Despite the fact that many countries are gradually removing restrictions in the context of the COVID-19 pandemic, the long-term health of nations continues to depend on tracking the virus and predicting its further spread. Finding the right computer models may not be easy, but two researchers at Binghamton University, New York State University, believe they have an innovative way to solve these problems.
Using data collected from around the world at Johns Hopkins University, Artie Ramesh and Anand Zitharam – both associate professors in the computer science department – have created several forecasting models that take advantage of artificial intelligence.
Machine learning allows algorithms to learn and improve without explicit programming. Models examine trends and patterns from 50 countries where coronavirus infection rates are highest.
“These infections have spread because of measures that were implemented or not implemented, and also because of how some people adhered to the restrictions or not. Different countries of the world have different levels of restrictions and socioeconomic status”.
Anand Zitharam, Associate Professor, Department of Computer Science
For their initial study, Ramesh and Zitharam introduced global infection numbers until April 30, which allowed them to see how their predictions came true before May.
And yet, certain anomalies can lead to difficulties. For example, data from China was not included due to concerns about government transparency regarding COVID-19. In addition, not all countries tracked the spread of the virus; the virus was not a priority.
But there is the main problem – in many countries when calculating the number of infected physicians, they did not record data day by day. If this happens, then there will be a shift in data that the developer model cannot predict.

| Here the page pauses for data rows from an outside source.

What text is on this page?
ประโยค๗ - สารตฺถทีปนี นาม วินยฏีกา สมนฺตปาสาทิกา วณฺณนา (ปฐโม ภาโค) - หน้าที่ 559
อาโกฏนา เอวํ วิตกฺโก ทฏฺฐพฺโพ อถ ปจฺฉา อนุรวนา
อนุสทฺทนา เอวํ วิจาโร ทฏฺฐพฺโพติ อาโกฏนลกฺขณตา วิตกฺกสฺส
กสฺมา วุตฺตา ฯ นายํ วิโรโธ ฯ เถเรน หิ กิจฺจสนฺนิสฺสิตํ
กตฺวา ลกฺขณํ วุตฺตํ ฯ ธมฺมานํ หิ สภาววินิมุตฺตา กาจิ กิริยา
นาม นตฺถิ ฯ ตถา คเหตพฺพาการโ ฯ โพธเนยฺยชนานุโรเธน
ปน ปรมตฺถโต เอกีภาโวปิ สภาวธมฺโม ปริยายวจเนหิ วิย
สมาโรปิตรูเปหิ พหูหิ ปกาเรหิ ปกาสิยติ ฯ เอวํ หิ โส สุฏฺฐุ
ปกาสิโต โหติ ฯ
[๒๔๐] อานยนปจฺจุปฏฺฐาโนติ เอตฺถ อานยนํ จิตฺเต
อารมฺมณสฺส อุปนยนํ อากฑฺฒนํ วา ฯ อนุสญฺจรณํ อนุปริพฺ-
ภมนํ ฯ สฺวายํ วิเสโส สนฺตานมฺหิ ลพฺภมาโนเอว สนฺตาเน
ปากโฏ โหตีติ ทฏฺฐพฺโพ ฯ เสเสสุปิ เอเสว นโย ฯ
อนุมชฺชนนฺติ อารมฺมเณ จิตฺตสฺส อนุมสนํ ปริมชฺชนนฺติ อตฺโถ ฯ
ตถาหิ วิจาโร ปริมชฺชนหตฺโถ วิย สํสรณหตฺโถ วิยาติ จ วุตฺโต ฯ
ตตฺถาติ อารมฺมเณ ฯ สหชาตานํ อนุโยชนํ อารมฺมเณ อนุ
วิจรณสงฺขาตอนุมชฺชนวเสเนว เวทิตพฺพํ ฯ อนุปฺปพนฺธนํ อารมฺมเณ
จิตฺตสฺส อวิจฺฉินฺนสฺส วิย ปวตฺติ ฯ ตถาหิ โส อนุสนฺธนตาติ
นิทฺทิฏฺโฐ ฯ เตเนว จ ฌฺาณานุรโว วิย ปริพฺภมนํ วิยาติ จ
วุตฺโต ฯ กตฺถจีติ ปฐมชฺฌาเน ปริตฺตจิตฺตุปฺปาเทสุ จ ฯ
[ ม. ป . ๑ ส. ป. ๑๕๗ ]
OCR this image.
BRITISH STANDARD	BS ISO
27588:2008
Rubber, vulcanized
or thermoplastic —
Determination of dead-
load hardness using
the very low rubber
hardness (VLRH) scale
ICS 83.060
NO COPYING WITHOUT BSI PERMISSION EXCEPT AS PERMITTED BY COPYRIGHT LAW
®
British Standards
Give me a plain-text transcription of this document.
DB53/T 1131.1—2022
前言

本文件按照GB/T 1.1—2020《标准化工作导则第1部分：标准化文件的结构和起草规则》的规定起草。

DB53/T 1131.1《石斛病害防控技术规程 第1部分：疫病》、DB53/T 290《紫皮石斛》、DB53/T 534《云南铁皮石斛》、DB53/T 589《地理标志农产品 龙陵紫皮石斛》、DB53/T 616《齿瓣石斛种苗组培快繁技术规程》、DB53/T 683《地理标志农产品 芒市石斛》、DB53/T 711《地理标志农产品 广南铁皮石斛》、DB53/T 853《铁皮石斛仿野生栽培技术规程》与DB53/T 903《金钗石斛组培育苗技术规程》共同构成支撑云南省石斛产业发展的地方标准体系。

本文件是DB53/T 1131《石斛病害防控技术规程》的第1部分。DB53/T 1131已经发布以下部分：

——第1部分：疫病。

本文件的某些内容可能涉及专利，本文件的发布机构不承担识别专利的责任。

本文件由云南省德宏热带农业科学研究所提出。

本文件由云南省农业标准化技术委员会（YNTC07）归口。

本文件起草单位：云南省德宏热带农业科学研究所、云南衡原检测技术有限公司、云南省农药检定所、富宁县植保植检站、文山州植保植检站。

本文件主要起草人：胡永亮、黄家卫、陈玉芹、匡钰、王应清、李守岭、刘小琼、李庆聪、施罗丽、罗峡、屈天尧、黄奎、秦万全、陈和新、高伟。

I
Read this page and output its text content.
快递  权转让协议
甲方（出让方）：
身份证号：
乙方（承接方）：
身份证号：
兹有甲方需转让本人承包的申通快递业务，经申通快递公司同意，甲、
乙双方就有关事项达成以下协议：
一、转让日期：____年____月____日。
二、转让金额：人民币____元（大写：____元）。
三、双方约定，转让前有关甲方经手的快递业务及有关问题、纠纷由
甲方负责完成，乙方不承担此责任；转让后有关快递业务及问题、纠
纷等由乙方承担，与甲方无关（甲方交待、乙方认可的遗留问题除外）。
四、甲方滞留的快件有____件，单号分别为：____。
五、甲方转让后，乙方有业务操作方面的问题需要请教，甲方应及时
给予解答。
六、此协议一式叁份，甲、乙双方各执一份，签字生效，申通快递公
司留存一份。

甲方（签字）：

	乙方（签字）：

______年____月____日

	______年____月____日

Scientists fear the second wave of COVID-19: people tired of restrictions will not follow safety recommendations, at least wear masks.
And the developers called the main goal of their research to prepare hospitals and health workers. If they know that in the next three days there will be a surge, and even in their hospitals all the beds are full, then they will need to quickly correct the situation.
As coronavirus spreads around the world, researchers continue to collect data to make their models more accurate. The developers called their work “Ensemble Regression Models for the Short-Term Prediction of Confirmed COVID-19 Cases”.